The present invention relates to a process and apparatus for catalytically reacting a gas containing a reducing component or components with water vapor in a pressure reactor of the type including an external pressure resistant container as well as an inner container containing a volume of catalyst.
Processes and apparatuses of the above type are known and are frequently employed for CO-methanization reactions and for CO-conversion reactions, as well as for reactions employing water vapor and other gases containing reducing components. Temperatures involved in such reactions are normally in the range of from approximately 623.degree. K. to 723.degree. K. (i.e. from 350.degree. C. to 450.degree. C.). The pressures involved in such reactions normally amount to approximately between 10 and 100 bar. Under such reaction conditions, i.e. quite high temperatures and pressures, the reducing components of the gases involved, for example carbon monoxide and hydrogen, may readily attack and penetrate the wall of the pressure resistant container, if such container is made of simple steel material, thereby leading to brittleness of the material and substantial premature corrosion damage.
Previous attempts to avoid such corrosion damage have involved the use of special alloy steels, particularly of the so-called pressure and hydrogen resistant type steels. Such special alloys steels are capable of withstanding the above described stresses. However, such special alloy steels involve certain inherent disadvantages which have prevented them from achieving widespread use. Specifically, such special alloy steels are extremely difficult to work. Additionally, such special alloy steels are extremely expensive, and this is an important disadvantage when considering the substantial size of the reactors involved.

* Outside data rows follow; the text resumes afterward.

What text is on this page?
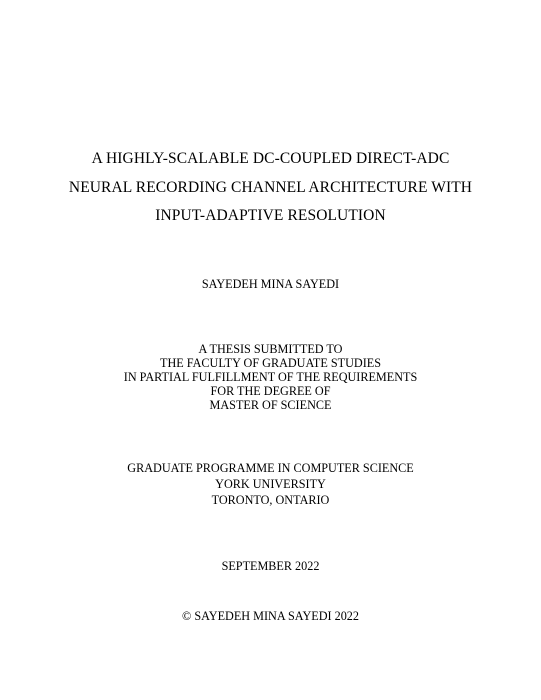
A HIGHLY-SCALABLE DC-COUPLED DIRECT-ADC
NEURAL RECORDING CHANNEL ARCHITECTURE WITH
INPUT-ADAPTIVE RESOLUTION
SAYEDEH MINA SAYEDI
A THESIS SUBMITTED TO
THE FACULTY OF GRADUATE STUDIES
IN PARTIAL FULFILLMENT OF THE REQUIREMENTS
FOR THE DEGREE OF
MASTER OF SCIENCE
GRADUATE PROGRAMME IN COMPUTER SCIENCE
YORK UNIVERSITY
TORONTO, ONTARIO
SEPTEMBER 2022
© SAYEDEH MINA SAYEDI 2022
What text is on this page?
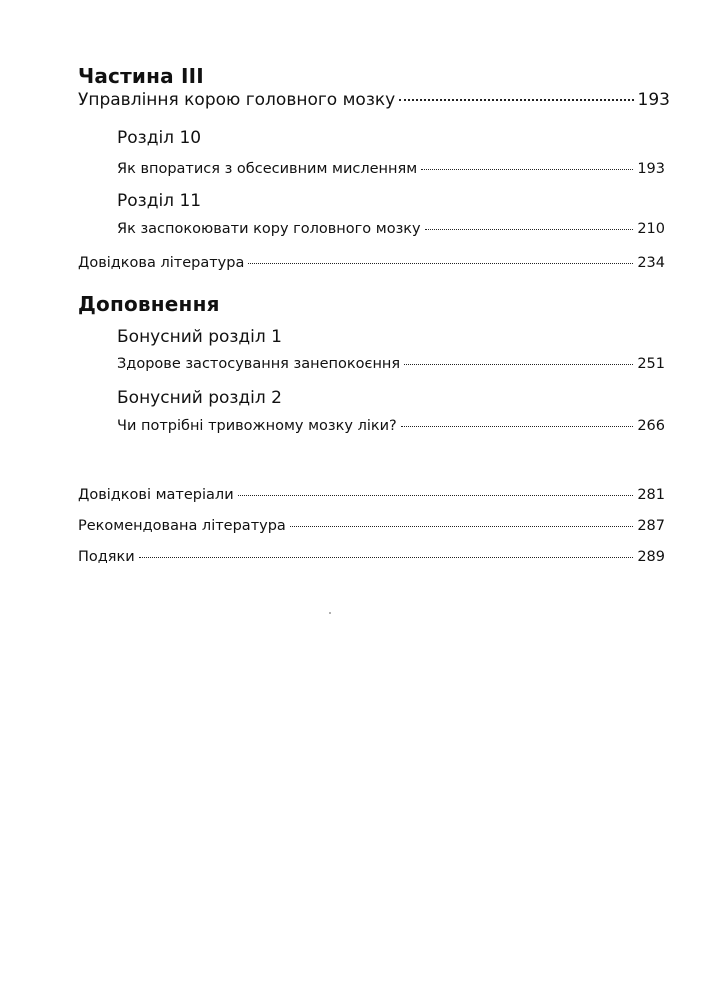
Частина ІІІ
Управління корою головного мозку	193
Розділ 10
Як впоратися з обсесивним мисленням	193
Розділ 11
Як заспокоювати кору головного мозку	210
Довідкова література	234
Доповнення
Бонусний розділ 1
Здорове застосування занепокоєння	251
Бонусний розділ 2
Чи потрібні тривожному мозку ліки?	266
Довідкові матеріали	281
Рекомендована література	287
Подяки	289
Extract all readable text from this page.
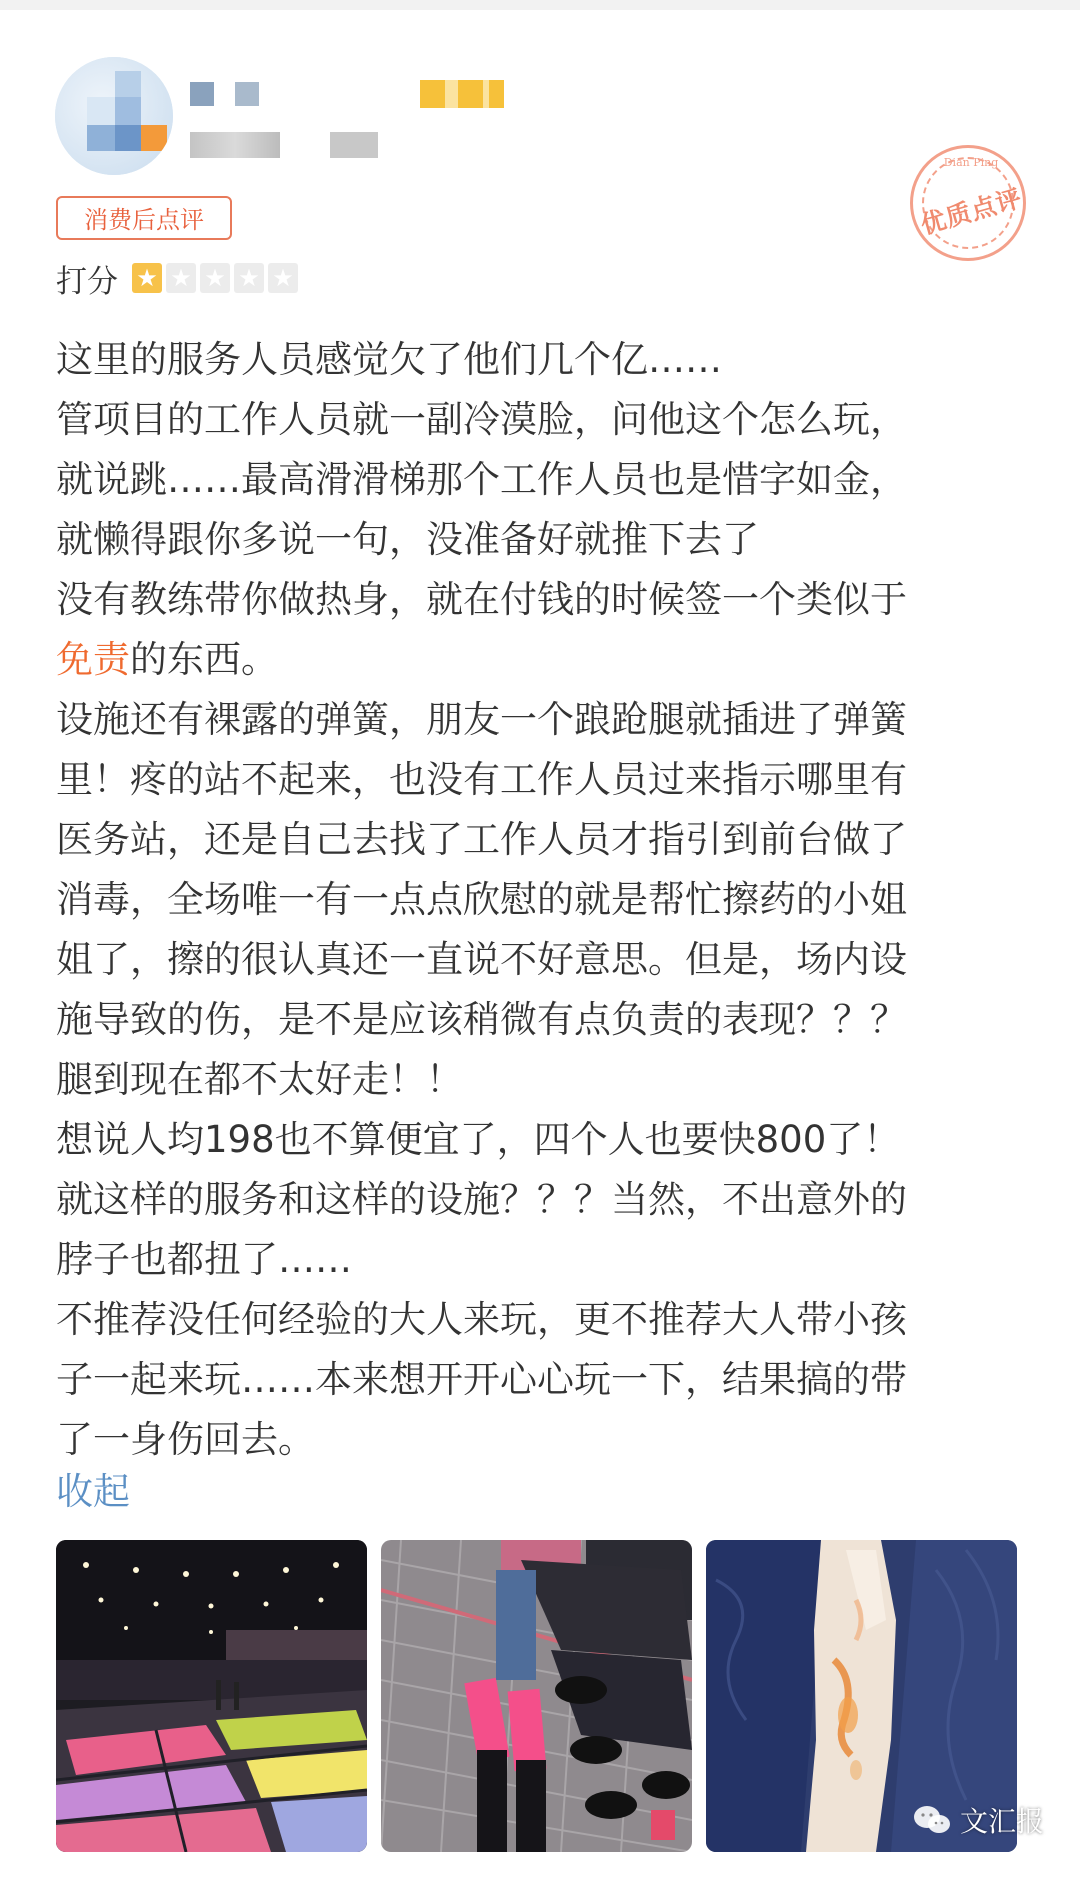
消费后点评
Dian Ping
优质点评
打分 ★ ★ ★ ★ ★
这里的服务人员感觉欠了他们几个亿……
管项目的工作人员就一副冷漠脸，问他这个怎么玩，
就说跳……最高滑滑梯那个工作人员也是惜字如金，
就懒得跟你多说一句，没准备好就推下去了
没有教练带你做热身，就在付钱的时候签一个类似于
免责的东西。
设施还有裸露的弹簧，朋友一个踉跄腿就插进了弹簧
里！疼的站不起来，也没有工作人员过来指示哪里有
医务站，还是自己去找了工作人员才指引到前台做了
消毒，全场唯一有一点点欣慰的就是帮忙擦药的小姐
姐了，擦的很认真还一直说不好意思。但是，场内设
施导致的伤，是不是应该稍微有点负责的表现？？？
腿到现在都不太好走！！
想说人均198也不算便宜了，四个人也要快800了！
就这样的服务和这样的设施？？？当然，不出意外的
脖子也都扭了……
不推荐没任何经验的大人来玩，更不推荐大人带小孩
子一起来玩……本来想开开心心玩一下，结果搞的带
了一身伤回去。
收起
文汇报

Accordingly, most prior art reactors of this type have not employed such special alloy steels, but rather have employed simple steels, thereby resulting in substantial installation and repair costs due to premature corrosion damage.
German DT-OS 24 27 530 discloses a methanization reactor wherein the wall of the pressure container is shielded against the high exothermic temperatures that occur during the methanization reaction by means of an inner container containing at least a portion of the volume of the catalyst. The inner container is arranged within the pressure container with an intermediate space therebetween. The gas mixture to be reacted, consisting predominantly of methane and additionally containing carbon monoxide, carbon dioxide, hydrogen and water vapor required for the methanization reaction, is led through an inlet into the intermediate space around the inner container, and thus comes directly into contact with the wall of the outer pressure container. The gas then flows radially inwardly through the catalyst. It will be apparent that this type of reactor is associated with the above discussed disadvantages, namely that the reducing components of the gas are allowed to react on the wall of the pressure container. Therefore, this prior art device is still subject to the above discussed high cost of manufacture or to the danger of premature corrosion damage.
Austrian Pat. No. 215436 discloses a reactor having in the interior thereof plural intermediate limited spaces. The gas is divided into a number of partial flows and supplied to these intermediate spaces. One such gas flow cools the wall of the pressure container from the inside thereof. However, such partial flow is of the reaction gas itself and therefore includes reducing components. Accordingly, the wall of the pressure container is still subjected to the action of such reducing components, and accordingly this prior art device is also subject to the above discussed disadvantages.